Multilingual material category mapping system for procurement data. Designed to replace a fully manual classification process that didn't scale.
~100K multilingual material master records being classified manually. Korean, English, Vietnamese, Chinese, Japanese — all mixed together, with no consistent classification standard across teams. Data quality was too low to use for any meaningful analysis.
Focus was on building something operationally sustainable, not just a one-off model.
Step 1 — Preprocessing Multilingual material name cleaning and feature extraction. Language detection → normalization → structured format for training.
Step 2 — Classification model
- Multilingual embedding-based text similarity classification
- Triplet Loss + Hard Negative Mining training architecture
- Rule-based classification + AI recommendation hybrid architecture
Step 3 — Human-in-the-loop Designed so accuracy compounds as users give feedback.
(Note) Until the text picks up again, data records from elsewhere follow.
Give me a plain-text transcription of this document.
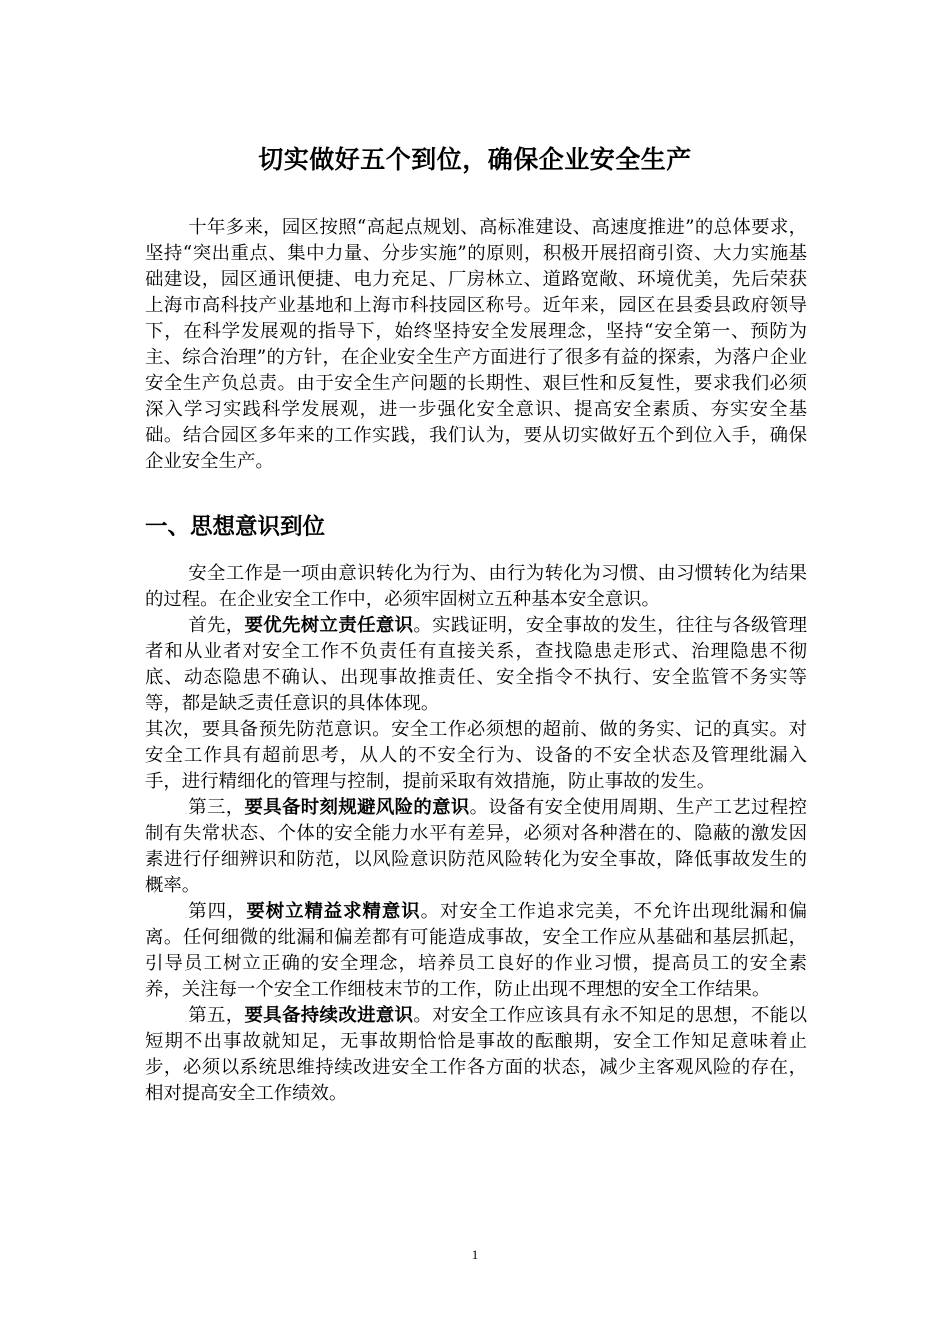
切实做好五个到位，确保企业安全生产

十年多来，园区按照“高起点规划、高标准建设、高速度推进”的总体要求，坚持“突出重点、集中力量、分步实施”的原则，积极开展招商引资、大力实施基础建设，园区通讯便捷、电力充足、厂房林立、道路宽敞、环境优美，先后荣获上海市高科技产业基地和上海市科技园区称号。近年来，园区在县委县政府领导下，在科学发展观的指导下，始终坚持安全发展理念，坚持“安全第一、预防为主、综合治理”的方针，在企业安全生产方面进行了很多有益的探索，为落户企业安全生产负总责。由于安全生产问题的长期性、艰巨性和反复性，要求我们必须深入学习实践科学发展观，进一步强化安全意识、提高安全素质、夯实安全基础。结合园区多年来的工作实践，我们认为，要从切实做好五个到位入手，确保企业安全生产。

一、思想意识到位

安全工作是一项由意识转化为行为、由行为转化为习惯、由习惯转化为结果的过程。在企业安全工作中，必须牢固树立五种基本安全意识。

首先，要优先树立责任意识。实践证明，安全事故的发生，往往与各级管理者和从业者对安全工作不负责任有直接关系，查找隐患走形式、治理隐患不彻底、动态隐患不确认、出现事故推责任、安全指令不执行、安全监管不务实等等，都是缺乏责任意识的具体体现。

其次，要具备预先防范意识。安全工作必须想的超前、做的务实、记的真实。对安全工作具有超前思考，从人的不安全行为、设备的不安全状态及管理纰漏入手，进行精细化的管理与控制，提前采取有效措施，防止事故的发生。

第三，要具备时刻规避风险的意识。设备有安全使用周期、生产工艺过程控制有失常状态、个体的安全能力水平有差异，必须对各种潜在的、隐蔽的激发因素进行仔细辨识和防范，以风险意识防范风险转化为安全事故，降低事故发生的概率。

第四，要树立精益求精意识。对安全工作追求完美，不允许出现纰漏和偏离。任何细微的纰漏和偏差都有可能造成事故，安全工作应从基础和基层抓起，引导员工树立正确的安全理念，培养员工良好的作业习惯，提高员工的安全素养，关注每一个安全工作细枝末节的工作，防止出现不理想的安全工作结果。

第五，要具备持续改进意识。对安全工作应该具有永不知足的思想，不能以短期不出事故就知足，无事故期恰恰是事故的酝酿期，安全工作知足意味着止步，必须以系统思维持续改进安全工作各方面的状态，减少主客观风险的存在，相对提高安全工作绩效。

1
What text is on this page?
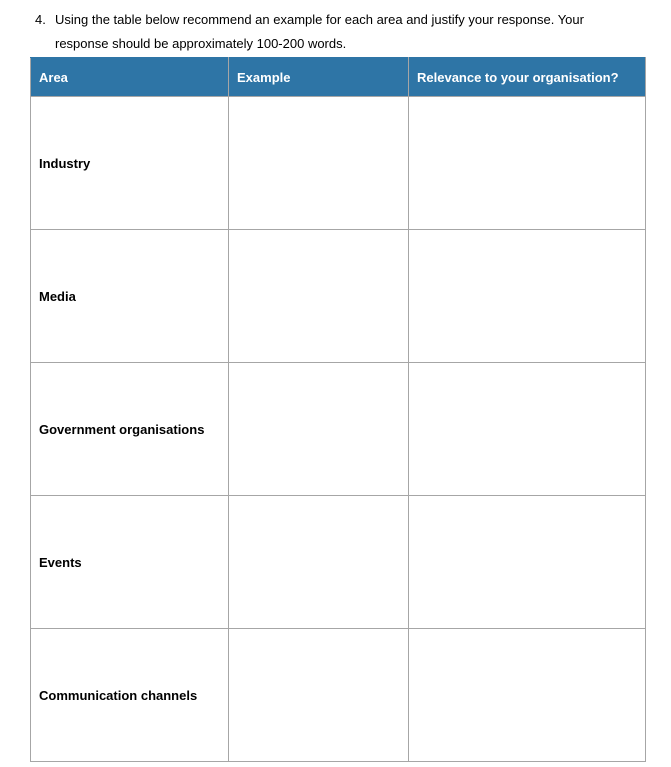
4. Using the table below recommend an example for each area and justify your response. Your
response should be approximately 100-200 words.
Area	Example	Relevance to your organisation?
Industry		
Media		
Government organisations		
Events		
Communication channels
Not a static model — built to keep improving through operation.
Level 1 (top category)
└─ Level 2
└─ Level 3
└─ Level 4 (leaf category)
AI maps each material to the appropriate level within the hierarchy, maintaining structural consistency across the category tree.
- Dataset: ~100K multilingual material records
- Classification accuracy: 80%+ within standardized category schema
- Manual classification process replaced with automated pipeline
- Human-in-the-loop design enables continuous accuracy improvement
Python PyTorch SentenceTransformers Multilingual Embeddings
Triplet Loss Hard Negative Mining pandas scikit-learn
material-category-mapping-ai/
├── data/ # Sample data structure (no real data)
├── models/ # Model definitions
├── utils/ # Preprocessing utilities
├── train.py # Training
├── inference.py # Inference
├── config.py # Configuration
└── requirements.txt